Aproveitando o debate gerado com a legalização da maconha no Uruguai, Jean Wyllys protocolou uma proposta no mesmo sentido no Congresso Nacional. Entretanto, oprojeto 7270/2014não delega a produção e a comercialização ao Estado. A medida abre essa oportunidade à iniciativa privada, mas estabelece previsão de controle de qualidade da substância e combate a preços abusivos.

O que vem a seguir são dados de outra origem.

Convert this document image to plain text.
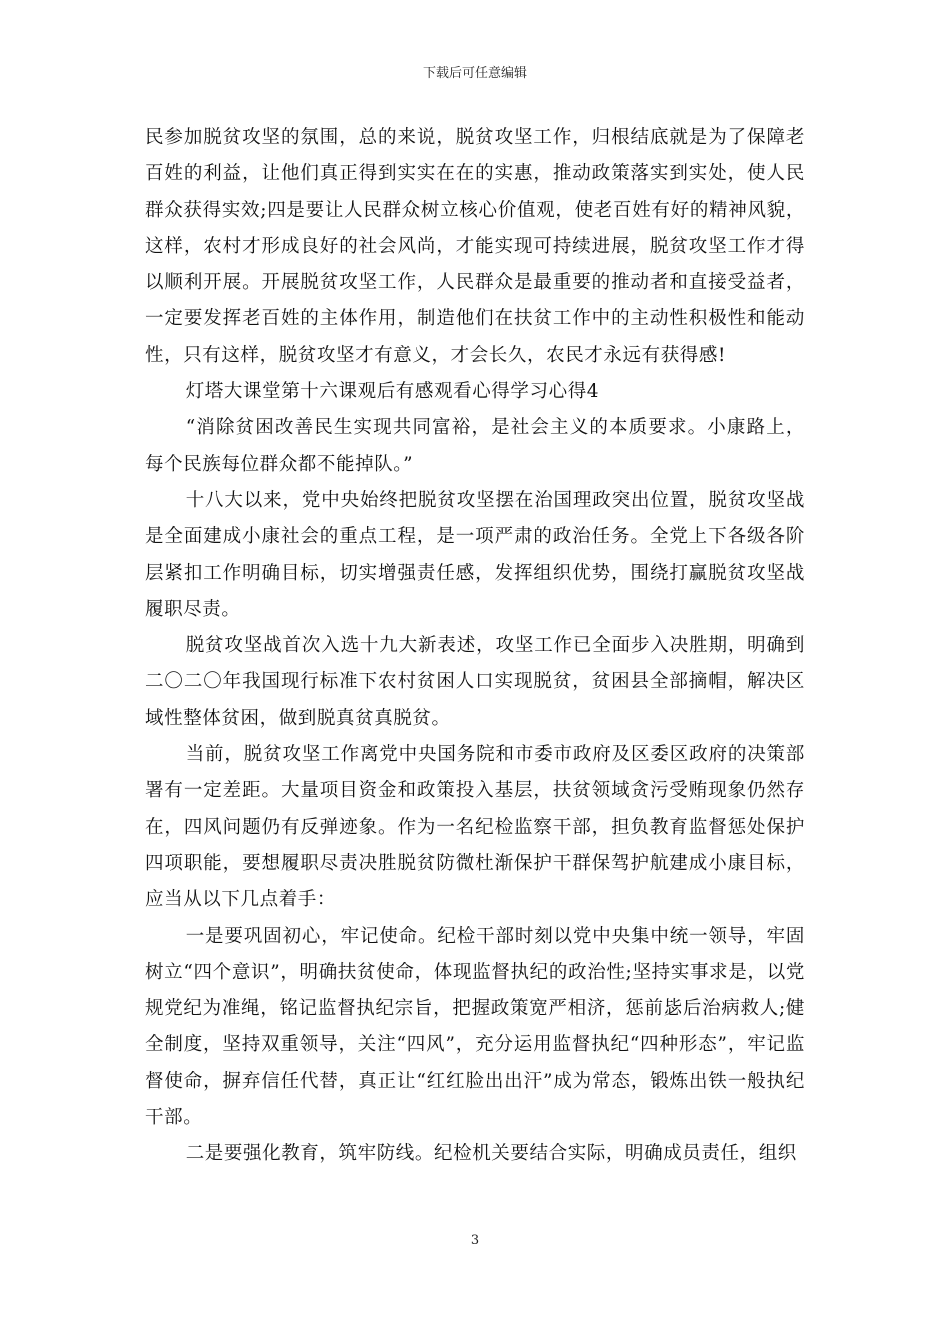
下载后可任意编辑

民参加脱贫攻坚的氛围，总的来说，脱贫攻坚工作，归根结底就是为了保障老百姓的利益，让他们真正得到实实在在的实惠，推动政策落实到实处，使人民群众获得实效;四是要让人民群众树立核心价值观，使老百姓有好的精神风貌，这样，农村才形成良好的社会风尚，才能实现可持续进展，脱贫攻坚工作才得以顺利开展。开展脱贫攻坚工作，人民群众是最重要的推动者和直接受益者，一定要发挥老百姓的主体作用，制造他们在扶贫工作中的主动性积极性和能动性，只有这样，脱贫攻坚才有意义，才会长久，农民才永远有获得感!

灯塔大课堂第十六课观后有感观看心得学习心得4

“消除贫困改善民生实现共同富裕，是社会主义的本质要求。小康路上，每个民族每位群众都不能掉队。”

十八大以来，党中央始终把脱贫攻坚摆在治国理政突出位置，脱贫攻坚战是全面建成小康社会的重点工程，是一项严肃的政治任务。全党上下各级各阶层紧扣工作明确目标，切实增强责任感，发挥组织优势，围绕打赢脱贫攻坚战履职尽责。

脱贫攻坚战首次入选十九大新表述，攻坚工作已全面步入决胜期，明确到二〇二〇年我国现行标准下农村贫困人口实现脱贫，贫困县全部摘帽，解决区域性整体贫困，做到脱真贫真脱贫。

当前，脱贫攻坚工作离党中央国务院和市委市政府及区委区政府的决策部署有一定差距。大量项目资金和政策投入基层，扶贫领域贪污受贿现象仍然存在，四风问题仍有反弹迹象。作为一名纪检监察干部，担负教育监督惩处保护四项职能，要想履职尽责决胜脱贫防微杜渐保护干群保驾护航建成小康目标，应当从以下几点着手：

一是要巩固初心，牢记使命。纪检干部时刻以党中央集中统一领导，牢固树立“四个意识”，明确扶贫使命，体现监督执纪的政治性;坚持实事求是，以党规党纪为准绳，铭记监督执纪宗旨，把握政策宽严相济，惩前毖后治病救人;健全制度，坚持双重领导，关注“四风”，充分运用监督执纪“四种形态”，牢记监督使命，摒弃信任代替，真正让“红红脸出出汗”成为常态，锻炼出铁一般执纪干部。

二是要强化教育，筑牢防线。纪检机关要结合实际，明确成员责任，组织

3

“Meu projeto é contra a liberação e a favor da regulamentação e da legalização. A ONU diz que 80% dos usuários de drogas ilícitas no mundo é usuário de maconha. Então a guerra às drogas é uma guerra à maconha”, observa. Ele critica esse método de combate à cannabis, que gera o encarceramento em massa – em sua maioria, da juventude negra e pobre das periferias -, o investimento no aparato repressivo da polícia e não acarreta no reduzo do consumo.

“A legislação brasileira tem um conceito fluido que confunde traficantes com usuários, o que nos coloca com a quarta maior população carcerária do mundo. Essa população tem classe, etnia, cor e idade: é pobre, jovem e negra”, lamenta.

O projeto do parlamentar prevê que seja criado um conselho nacional para acompanhar e avaliar a aplicação da lei. E concede anistia aos presos condenados somente pelo crime de tráfico de maconha.

“Quando os canalhas dizem que eu quero anistiar traficantes perigosos, estão mentindo”, esclarece, salientando que o projeto não anistia traficantes condenados também por outros crimes, como assassinato ou roubo.

Projeto assegura direito à identidade de gênero

Atualmente, travestis e transexuais que desejam modificar o nome em seus documentos precisam percorrer um calvário judicial e depositar a decisão sobre suas identidades de gênero nas mãos de juízes e psiquiatras. O projeto de lei 5002/2013, de autoria do deputado Jean Wyllys, busca reverter essa situação, possibilitando que a mudança possa ser feita sem necessidade de acesso ao Judiciário. Uma lei semelhante a essa já foi aprovada na Argentina, por iniciativa da própria presidenta Cristina Kirchner.

Além disso, o projeto garante que a hormonioterapia e a cirurgia de transgenitalização sejam oferecidos de forma gratuita em toda a rede pública. Um grupo de ativistas, formado principalmente por travestis e transexuais, buscou convencer a última edição da Parada Gay de São Paulo – a maior do país – a colocar o PL 5002/2013 na pauta central de suas reivindicações neste ano. Entretanto, o movimento acabou optando por defender a criminalização da homofobia e não mencionou a demanda das travestis e transexuais em seus documentos oficiais.

“A parada de São Paulo deveria avaliar em que medida ela tem que se abrir para as demandas do grupo mais vulnerável, que é o das transexuais e travestis. Nesses 18 anos, a parada só insistiu no tema da criminalização da homofobia”, critica Jean.